In der sibirischen Taiga ist Tomas Wildschützer in einem Reservat für Tiger, das sein Vater leitet. Die beiden Männer haben eine sehr komplizierte Beziehung. Ihre Beweggründe sich für den Fortbestand der Tiger einzusetzen unterscheiden sich gewaltig.

Immer noch in Sibirien erleben wir Edit und ihre Tochter Sina, die fernab der Zivilisation in einer Hütte im Primärwald leben. Edit ist vor menschlicher Gewalt geflohen und setzt sich lieber der Urgewalt der Natur, des Waldes und der Tiger aus.

Der Kreis schließt sich, als Frieda nach Sibirien kommt und dort auf Tomas trifft.

„Tiger“ ist der atemberaubende Roman der kanadisch-britischen Schriftstellerin und Lyrikerin Polly Clark. Die Autorin hat selbst im Edinburgher Zoo gearbeitet, wo ihr Interesse an den sibirischen Tigern entstand. Nach Recherchearbeiten in der russischen Taiga konnte sie in diesem Buch ihre Erfahrungen mit den vom Aussterben bedrohten Raubkatzen übermitteln.

„In der Wildnis – in der richtigen, echten Natur – gibt es nur zweierlei: Jäger und Gejagte. Und einem Tiger ist bewusst, dass er ein Spitzenprädator ist. Wusstest du, dass die Fellzeichnung auf der Stirn des Tigers das chinesische Schriftzeichen für König ist?“

Die Menschlichen Schicksale, von denen Polly Clark erzählt sind die Fäden für den Stoff der Geschichte, der Tiger ist der Knoten, der das ganze Geflecht zusammenhält.

„Tiger, Tiger, burning bright…“ dichtete William Blake.

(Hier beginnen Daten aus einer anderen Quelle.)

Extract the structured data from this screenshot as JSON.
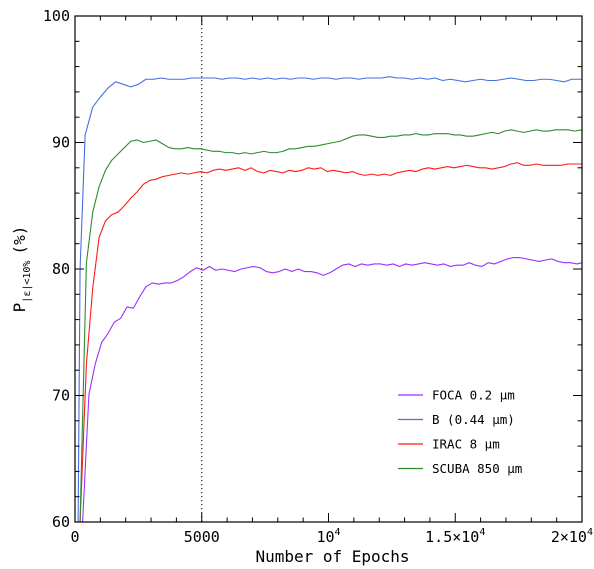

Artenschutz, Wilderei, menschliche Hybris auf der einen Seite und die strahlende animalische Urkraft der bedrohten Tierart auf der anderen: diese Mischung, düster, bedrohlich, unglaublich spannend und darüber hinaus lehrreich, machen ein sehr eindringliches Leseerlebnis aus.